A pobreza, a insegurança, as deficiências na infra-estrutura deficiente e, sobretudo, o desemprego, tudo aumentou de maneira
maciça. Essa é uma população
que sempre dependeu do governo
para seus empregos e sua subsistência. Por pior e mais opressor
que fosse, o governo sempre atendia a essas necessidades.
O primeiro -entre muitos-
erro das autoridades de ocupação
foi ter dissolvido o Exército, composto de cerca de 450 mil homens,
sem salários ou pensões, mas deixando que os soldados levassem
suas armas.
Estima-se que 2 milhões de iraquianos dependessem do Exército e dos salários que ele pagava.
Sua dissolução multiplicou o desemprego e a miséria e contribuiu
para dar munição à insurgência.
Um ano já se passou, e essas frustrações alimentam sentimentos
cada vez mais agudos de oposição
à ocupação, mesmo entre os setores que, num primeiro momento,
eram favoráveis a ela, e também
entre os muitos que só querem viver tranqüilamente, mas não conseguem.
A investida americana recente
contra Fallujah (região oeste do
Iraque) e o massacre de civis na
cidade provocaram um aumento
enorme na raiva e no ultraje sentidos em todos os setores da população iraquiana. Ela despertou um
sentimento forte de nacionalismo
iraquiano.
Mas existem elementos diversos
e contraditórios em operação por
baixo da superfície.

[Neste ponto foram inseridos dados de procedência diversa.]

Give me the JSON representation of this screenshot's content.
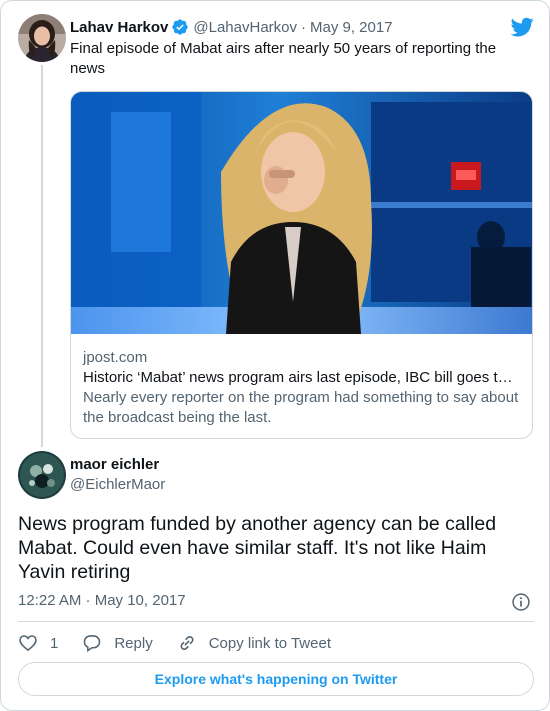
{
  "parent": {
    "name": "Lahav Harkov",
    "handle": "@LahavHarkov",
    "separator": "·",
    "date": "May 9, 2017",
    "text": "Final episode of Mabat airs after nearly 50 years of reporting the news",
    "link_card": {
      "domain": "jpost.com",
      "title": "Historic ‘Mabat’ news program airs last episode, IBC bill goes t…",
      "description": "Nearly every reporter on the program had something to say about the broadcast being the last."
    }
  },
  "reply": {
    "name": "maor eichler",
    "handle": "@EichlerMaor",
    "text": "News program funded by another agency can be called Mabat. Could even have similar staff. It's not like Haim Yavin retiring",
    "timestamp": "12:22 AM · May 10, 2017"
  },
  "actions": {
    "like_count": "1",
    "reply_label": "Reply",
    "copy_label": "Copy link to Tweet"
  },
  "footer": {
    "explore_label": "Explore what's happening on Twitter"
  },
  "colors": {
    "accent": "#1d9bf0",
    "text": "#0f1419",
    "muted": "#536471",
    "border": "#cfd9de"
  },
  "icons": [
    "verified-badge-icon",
    "twitter-bird-icon",
    "info-icon",
    "heart-icon",
    "reply-bubble-icon",
    "link-icon"
  ]
}
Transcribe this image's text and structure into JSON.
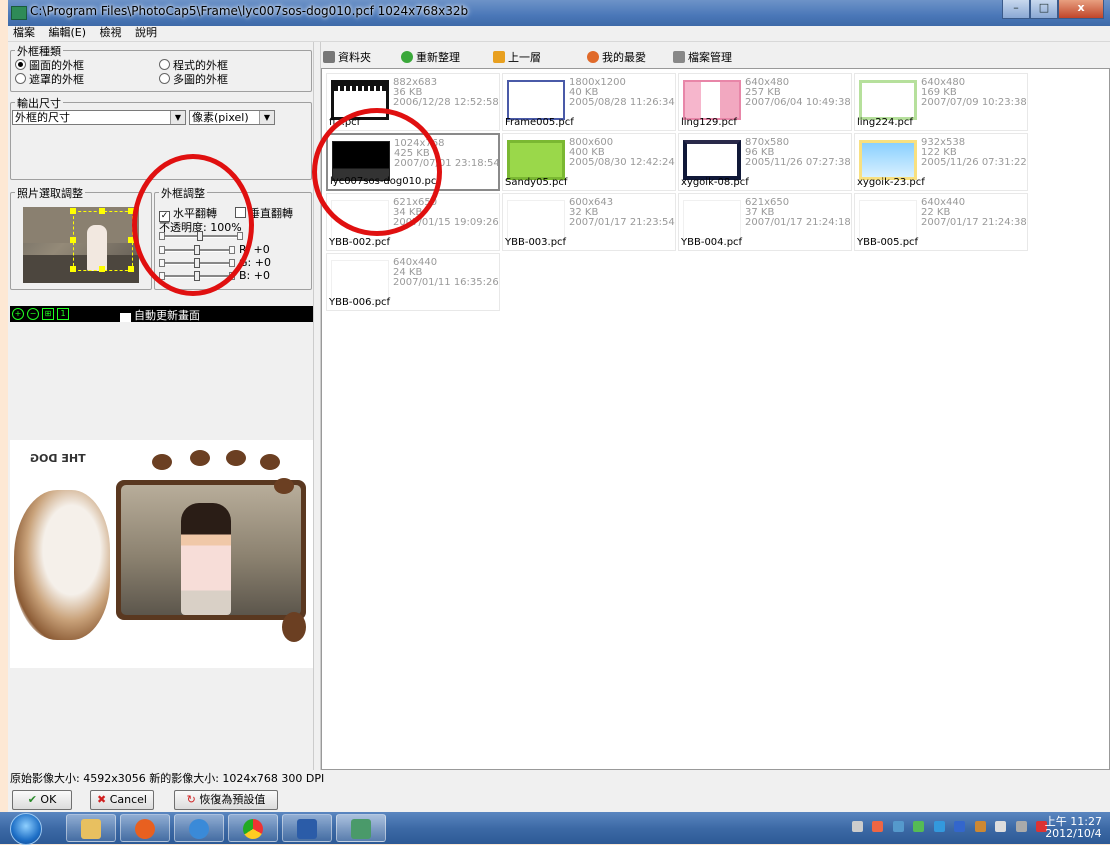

As duas insurreições recentes -uma no
chamado Triângulo Sunita e outra dos seguidores xiitas de Moqtada al Sadr- divergem em pontos cruciais.
A insurgência sunita é niilista.
Ela não possui programa político
aparente nem tampouco anuncia
seus protagonistas. Visa causar o
máximo possível de danos e confusão e impedir o estabelecimento
da ordem e da normalidade. Suas
duas alas, a saddamista e a islâmica, têm agendas distintas.
Os saddamistas querem pressionar os Estados Unidos a deixar
o país, de maneira que tenham a
chance de restabelecer sua hegemonia antiga. Os islâmicos querem que as forças americanas permaneçam, para que possam golpeá-las.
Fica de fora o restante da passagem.